NASA's IXPE mission reveals unusual structure of energetic black hole jet 'blazar'

Study of Markarian 421

According to NASA, blazar jets may span millions of light-years in length. The brightness is caused by the acceleration of particles at the speed of light, which emits a massive quantity of energy in the process. 

Blazars are so bright that they can outshine all of the stars in their host galaxy. 

Scientists have been investigating blazar jets for over a decade, but the physical mechanisms that contribute to their dynamics have been difficult to understand.  

Markarian 421 is situated in the constellation Ursa Major, 400 million light-years from Earth.

"Markarian 421 is an old friend for high-energy astronomers,” said Italian Space Agency astrophysicist Laura Di Gesu, lead author of the new paper, in an official release. 

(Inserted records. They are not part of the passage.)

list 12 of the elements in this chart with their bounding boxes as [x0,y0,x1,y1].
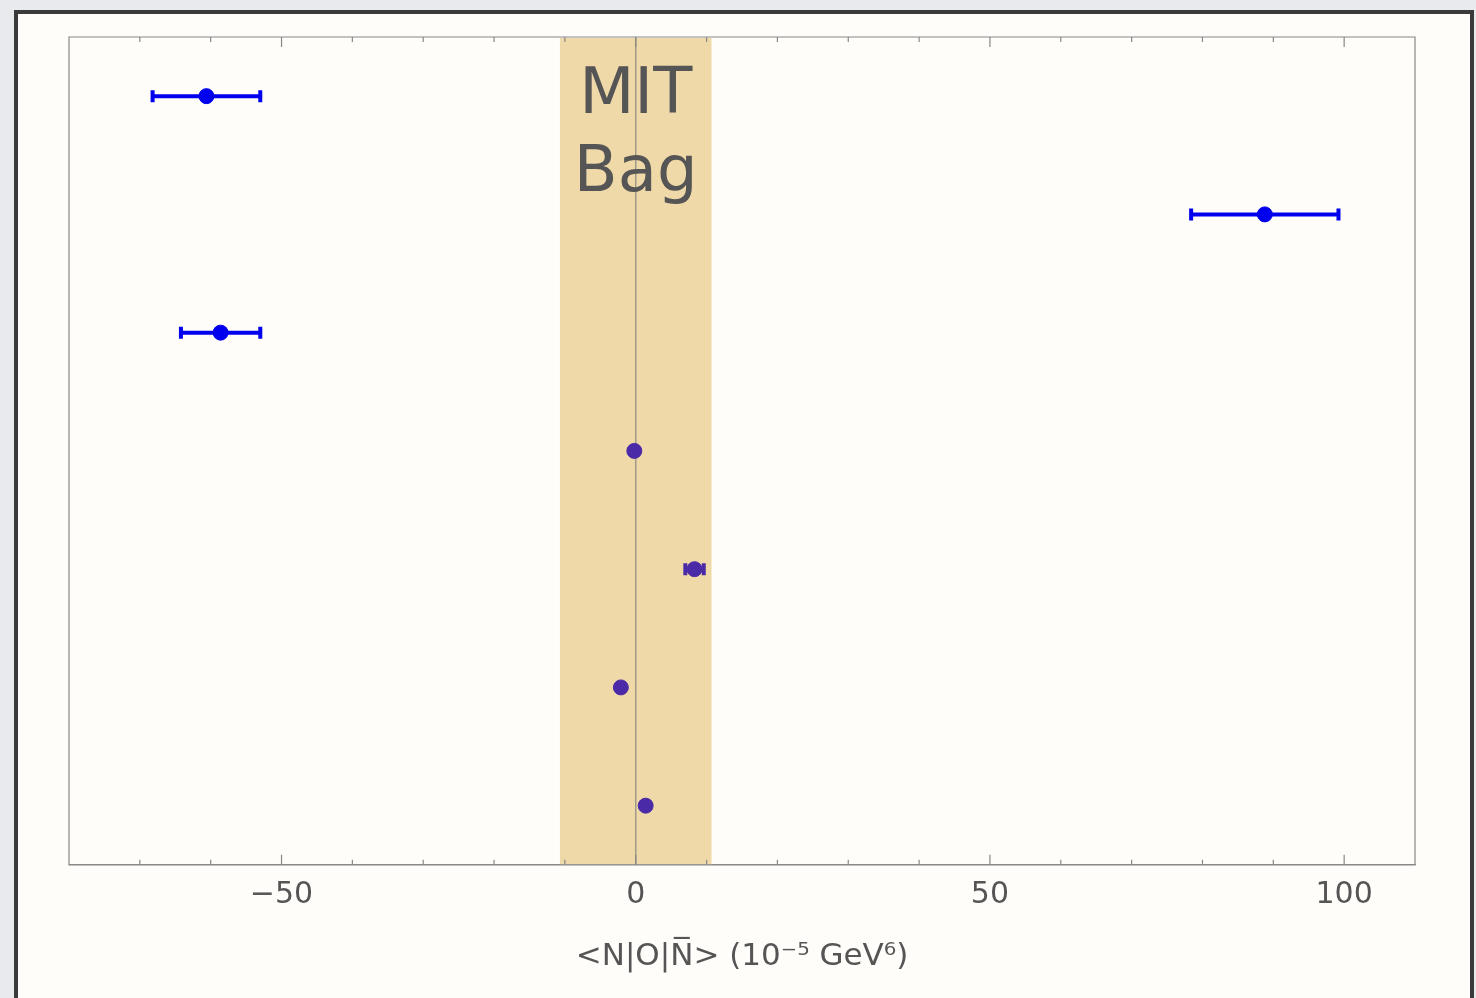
point [198,88,215,105]
point [1256,206,1273,223]
x-tick-label: 50 [970,874,1010,910]
x-tick-label: 100 [1315,874,1373,910]
point [612,679,629,696]
point [626,442,643,459]
band-label: MIT Bag [573,54,698,206]
x-tick-label: −50 [249,874,314,910]
x-axis-title: <N|O|N̅> (10⁻⁵ GeV⁶) [575,935,909,974]
point [212,324,229,341]
point [637,797,654,814]
x-tick-label: 0 [626,874,646,910]
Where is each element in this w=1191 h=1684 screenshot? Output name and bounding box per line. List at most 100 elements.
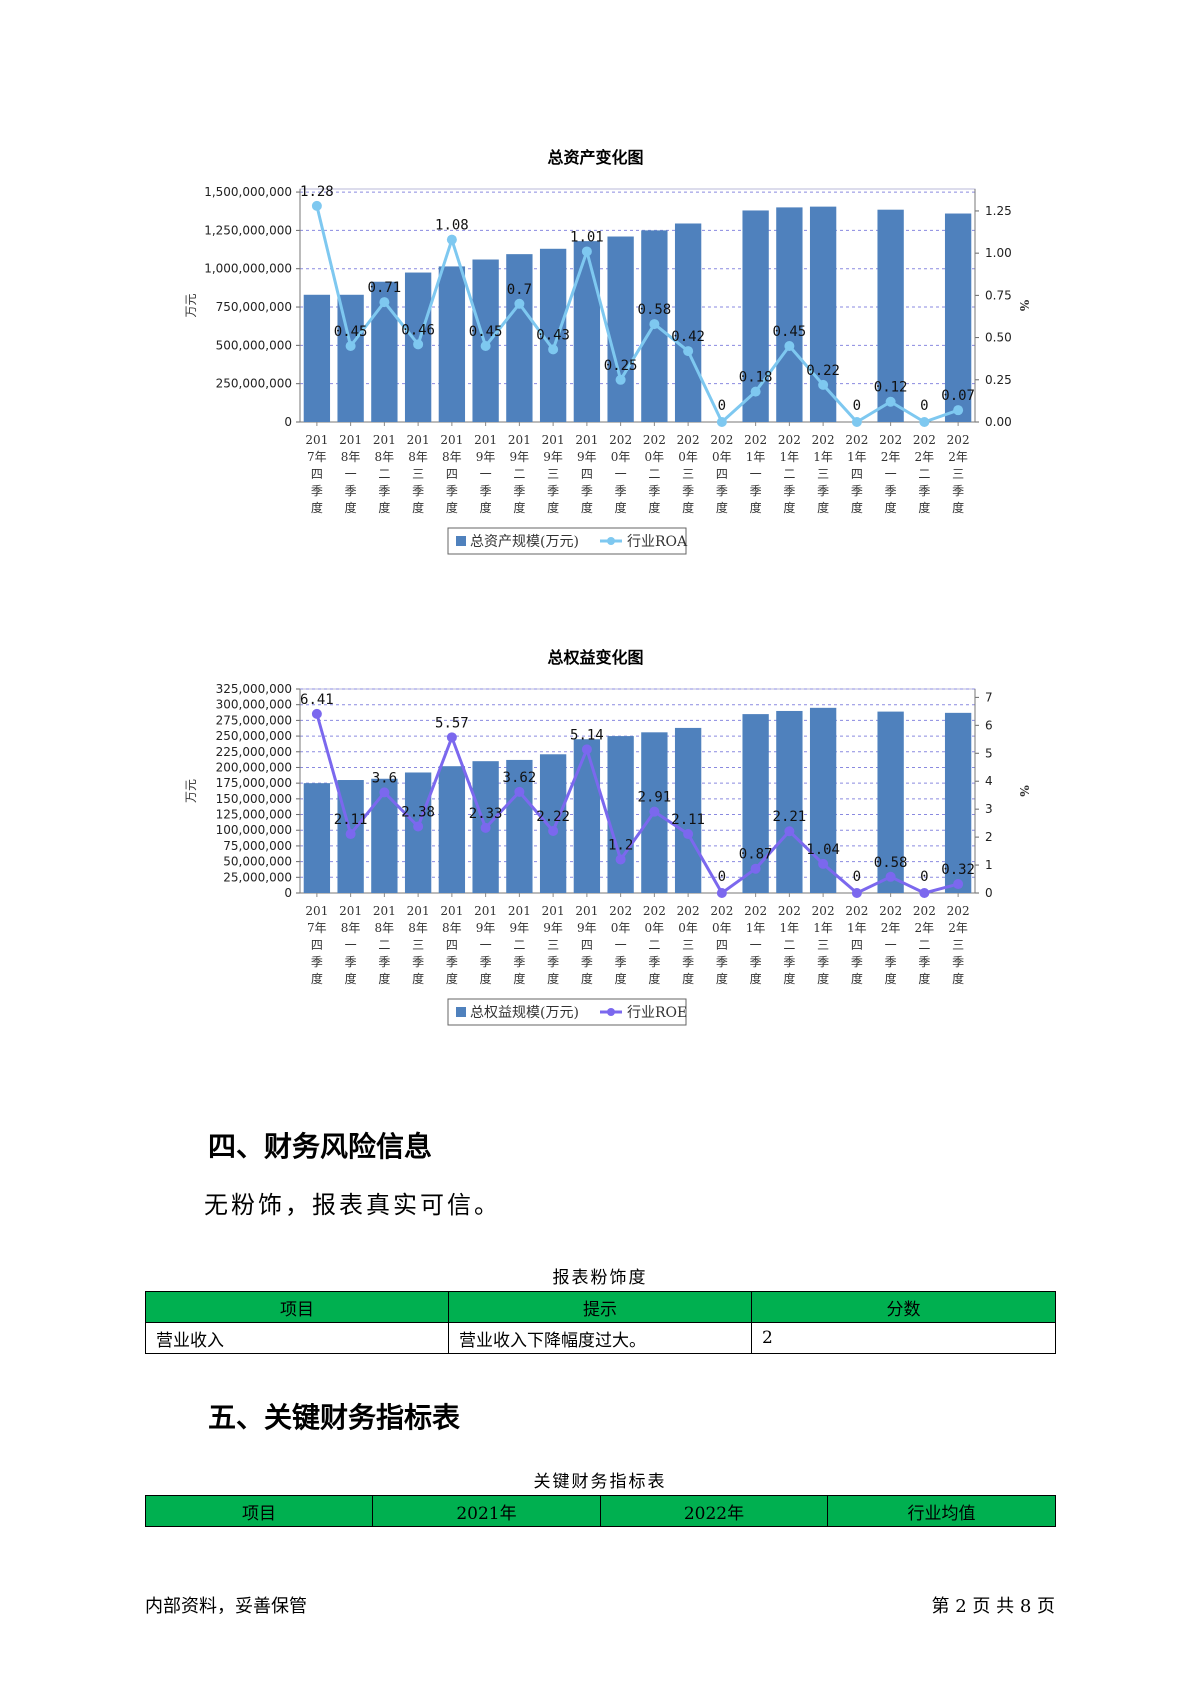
chart-1-title: 总资产变化图: [547, 148, 644, 167]
x-tick-line: 季: [412, 955, 424, 969]
legend-bar-label: 总资产规模(万元): [470, 534, 579, 550]
x-tick-line: 0年: [645, 450, 665, 464]
x-tick-line: 三: [952, 467, 964, 481]
x-tick-line: 201: [339, 904, 362, 918]
right-axis-tick-label: 1: [985, 858, 993, 872]
x-axis-tick-label: 202 2年一季度: [879, 904, 902, 986]
x-tick-line: 度: [378, 971, 390, 986]
x-tick-line: 季: [750, 484, 762, 498]
left-axis-tick-label: 175,000,000: [216, 776, 292, 790]
line-point: [514, 786, 525, 797]
right-axis-tick-label: 4: [985, 774, 993, 788]
line-point: [446, 234, 457, 245]
series-line: [315, 713, 959, 895]
x-tick-line: 201: [305, 433, 328, 447]
line-point: [480, 822, 491, 833]
x-tick-line: 202: [778, 904, 801, 918]
bar: [944, 213, 972, 422]
data-label: 0.46: [401, 322, 435, 338]
x-tick-line: 9年: [577, 921, 597, 935]
x-tick-line: 201: [339, 433, 362, 447]
x-tick-line: 度: [480, 500, 492, 515]
x-axis-tick-label: 202 1年二季度: [778, 904, 801, 986]
data-label: 2.33: [469, 806, 503, 822]
right-axis-tick-label: 7: [985, 690, 993, 704]
x-tick-line: 202: [744, 433, 767, 447]
left-axis-tick-label: 75,000,000: [223, 839, 292, 853]
x-tick-line: 度: [581, 971, 593, 986]
x-axis-tick-label: 202 0年四季度: [710, 433, 733, 515]
x-tick-line: 度: [378, 500, 390, 515]
x-tick-line: 季: [918, 484, 930, 498]
x-tick-line: 202: [879, 904, 902, 918]
x-tick-line: 季: [817, 955, 829, 969]
x-tick-line: 9年: [510, 450, 530, 464]
left-axis-tick-label: 25,000,000: [223, 870, 292, 884]
x-tick-line: 2年: [915, 921, 935, 935]
table-header-row: 项目 提示 分数: [145, 1291, 1056, 1323]
x-tick-line: 三: [817, 938, 829, 952]
x-tick-line: 9年: [577, 450, 597, 464]
bar: [506, 254, 533, 422]
bar: [877, 209, 904, 422]
line-point: [851, 417, 862, 427]
x-axis-tick-label: 201 8年一季度: [339, 904, 362, 986]
line-point: [379, 297, 390, 308]
x-tick-line: 9年: [543, 921, 563, 935]
x-tick-line: 季: [716, 484, 728, 498]
line-point: [919, 888, 930, 898]
bar: [472, 259, 499, 422]
data-label: 6.41: [300, 692, 334, 708]
bar: [573, 241, 601, 422]
x-tick-line: 度: [480, 971, 492, 986]
bar: [877, 711, 904, 893]
data-label: 0.58: [638, 302, 672, 318]
x-tick-line: 一: [615, 938, 627, 952]
left-axis-tick-label: 500,000,000: [216, 338, 292, 352]
x-tick-line: 201: [407, 433, 430, 447]
line-point: [851, 888, 862, 898]
x-axis-tick-label: 202 2年二季度: [913, 904, 936, 986]
x-tick-line: 季: [918, 955, 930, 969]
right-axis-tick-label: 0.50: [985, 331, 1012, 345]
x-tick-line: 季: [682, 484, 694, 498]
x-tick-line: 三: [682, 467, 694, 481]
section-5-heading: 五、关键财务指标表: [208, 1401, 461, 1434]
x-tick-line: 201: [474, 904, 497, 918]
legend-line-marker: [607, 1008, 615, 1016]
x-tick-line: 季: [513, 484, 525, 498]
x-tick-line: 202: [609, 904, 632, 918]
x-tick-line: 202: [609, 433, 632, 447]
x-tick-line: 202: [812, 904, 835, 918]
right-axis-tick-label: 3: [985, 802, 993, 816]
x-tick-line: 季: [885, 955, 897, 969]
x-tick-line: 201: [373, 433, 396, 447]
data-label: 5.57: [435, 715, 469, 731]
x-tick-line: 季: [750, 955, 762, 969]
x-tick-line: 一: [750, 938, 762, 952]
line-point: [548, 825, 559, 836]
line-point: [514, 298, 525, 309]
whitewash-table: 项目 提示 分数 营业收入 营业收入下降幅度过大。 2: [145, 1291, 1056, 1354]
bar: [303, 294, 331, 422]
x-tick-line: 度: [682, 500, 694, 515]
x-tick-line: 三: [547, 938, 559, 952]
line-point: [413, 339, 424, 350]
left-axis-tick-label: 50,000,000: [223, 855, 292, 869]
x-tick-line: 8年: [375, 921, 395, 935]
left-axis-tick-label: 1,000,000,000: [204, 262, 292, 276]
x-tick-line: 201: [575, 433, 598, 447]
data-label: 5.14: [570, 727, 604, 743]
section-4-text: 无粉饰，报表真实可信。: [204, 1191, 501, 1219]
data-label: 3.62: [503, 770, 537, 786]
x-tick-line: 1年: [780, 921, 800, 935]
x-tick-line: 9年: [510, 921, 530, 935]
x-tick-line: 季: [547, 484, 559, 498]
x-axis-tick-label: 201 8年四季度: [440, 433, 463, 515]
data-label: 2.11: [671, 812, 705, 828]
x-tick-line: 8年: [408, 450, 428, 464]
table-row: 营业收入 营业收入下降幅度过大。 2: [145, 1322, 1056, 1354]
line-point: [345, 829, 356, 840]
header-cell: 2022年: [600, 1495, 828, 1527]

This blazar has piqued the interest of scientists since the magnetic field structure seems to be helical in a part of a jet, where the particles are accelerated.

“We were sure the blazar would be a worthwhile target for IXPE, but its discoveries were beyond our best expectations, successfully demonstrating how X-ray polarimetry enriches our ability to probe the complex magnetic field geometry and particle acceleration in different regions of relativistic jets,” added Di Gesu.

Polarized X-rays are reported to be useful in studying such magnetic fields. 

Unusual spiraling structure 

According to NASA, some models have previously proposed that typical strong jets may have a "spiraling helix structure" – similar to the structure of human DNA. 

What is surprising is that scientists did not anticipate this structure displaying "regions of particles being accelerated by shocks." This suggests that a shockwave could be propagating spiraling magnetic fields inside the jet.

During three comprehensive observations in May and June 2022, IXPE discovered unexpected fluctuation in the "polarization angle" of Markarian 421. When the pathways of electrons flying at near-light speed are bent by a magnetic field, X-rays can be polarized. 

“We had anticipated that the polarization direction might change but we thought large rotations would be rare, based on previous optical observations of many blazars,” said Herman Marshall, a research physicist at the Massachusetts Institute of Technology in Cambridge and a co-author of the paper. 

“So, we planned several observations of the blazar, with the first showing a constant polarization of 15%. Then we recognized that the polarization was actually about the same but its direction literally pulled a U-turn, rotating nearly 180 degrees in two days. It then surprised us again during the third observation, which started a day later, to observe the direction of polarization continuing to rotate at the same rate,” explained Marshall.

Up next, the team intends to undertake further observations of Markarian 421 and other blazars in order to understand more about these jet fluctuations.

The results have been published in the journal Nature Astronomy.

Study abstract:

The magnetic-field conditions in astrophysical relativistic jets can be probed by multiwavelength polarimetry, which has been recently extended to X-rays. For example, one can track how the magnetic field changes in the flow of the radiating particles by observing rotations of the electric vector position angle Ψ. Here we report the discovery of a ΨX rotation in the X-ray band in the blazar Markarian 421 at an average flux state. Across the 5 days of Imaging X-ray Polarimetry Explorer observations on 4–6 and 7–9 June 2022, ΨX rotated in total by ≥360°. Over the two respective date ranges, we find constant, within uncertainties, rotation rates (80 ± 9° per day and 91 ± 8° per day) and polarization degrees (ΠX = 10% ± 1%). Simulations of a random walk of the polarization vector indicate that it is unlikely that such rotation(s) are produced by a stochastic process. The X-ray-emitting site does not completely overlap the radio, infrared and optical emission sites, as no similar rotation of Ψ was observed in quasi-simultaneous data at longer wavelengths. We propose that the observed rotation was caused by a helical magnetic structure in the jet, illuminated in the X-rays by a localized shock propagating along this helix. The optically emitting region probably lies in a sheath surrounding an inner spine where the X-ray radiation is released.